A Hyperspectral Microscope Based on a Birefringent Ultrastable Common-Path Interferometer

2019 
Spectral microscopy is a method to acquire the spectrum for each point in the image of a sample. The most straightforward technique uses spectral filters to collect a sequence of images at a discrete number of spectral bands. A more complete spectral characterization is hyperspectral microscopy, which acquires the whole continuous spectrum of each point of the image. A powerful approach to this aim is Fourier-transform (FT) spectrometry [1, 2], in which an optical waveform is split by an interferometer in two delayed replicas, whose interference pattern is measured by a detector as a function of their delay. The FT of the resulting interferogram yields the continuous intensity spectrum of the waveform. The FT approach is able to retrieve in parallel the spectra for all pixels in a scene and is hence suited for wide-field microscopy, but it requires controlling the delay with sub-cycle precision, which is very difficult to achieve with Michelson and Mach-Zehnder interferometers.
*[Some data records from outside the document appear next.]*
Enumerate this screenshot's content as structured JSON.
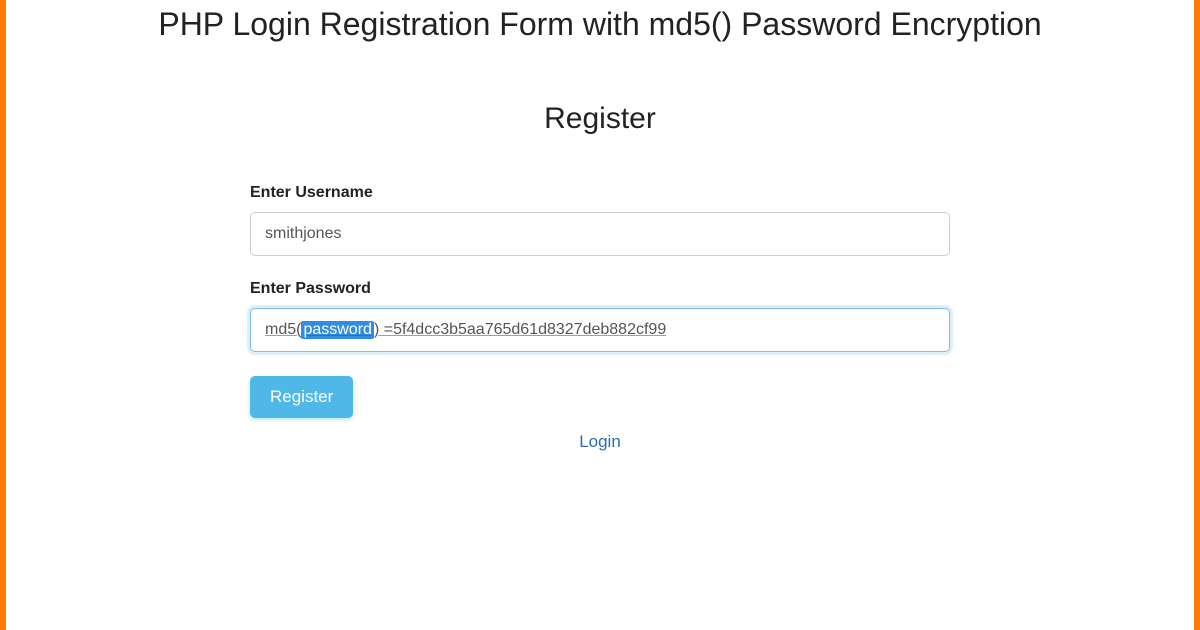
{
  "header": {
    "title": "PHP Login Registration Form with md5() Password Encryption"
  },
  "section": {
    "heading": "Register"
  },
  "form": {
    "username_label": "Enter Username",
    "username_value": "smithjones",
    "password_label": "Enter Password",
    "password_display": {
      "prefix": "md5(",
      "highlighted": "password",
      "middle": ") = ",
      "hash": "5f4dcc3b5aa765d61d8327deb882cf99"
    },
    "register_button": "Register",
    "login_link": "Login"
  }
}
Here we introduce a hyperspectral microscope based on the FT approach and using a compact, highly stable common-path birefringent interferometer, a version of the Translating-Wedge-based Identical pulses eNcoding System (TWINS) [3, 4]. Figure 1(a) shows the schematic setup of the microscope. Light is collected by an infinity-corrected objective, it propagates in the interferometer and it is imaged on the 2D detector (14-bits, silicon monochrome CMOS camera) by a tube lens. The component P1 polarizes the input light at 45°. A and B are aBBO-birefringent blocks with crossed optical axes; block A is shaped in the form of two wedges, so that its total thickness can be changed by translating one of the wedges with a motorized stage. During propagation, the ordinary and extraordinary light projections accumulate a relative delay ranging from positive to negative values according to the relative thickness of A and B. P2 projects the replicas to the same polarization (45°), enabling interference. The spectral resolution of the interferometer is inversely proportional to the adjustable total phase delay. The largest position scan of our interferometer setup introduces a delay of ±250 fs at λ = 600 nm and corresponds to spectral resolution of 3 THz (∼4 nm).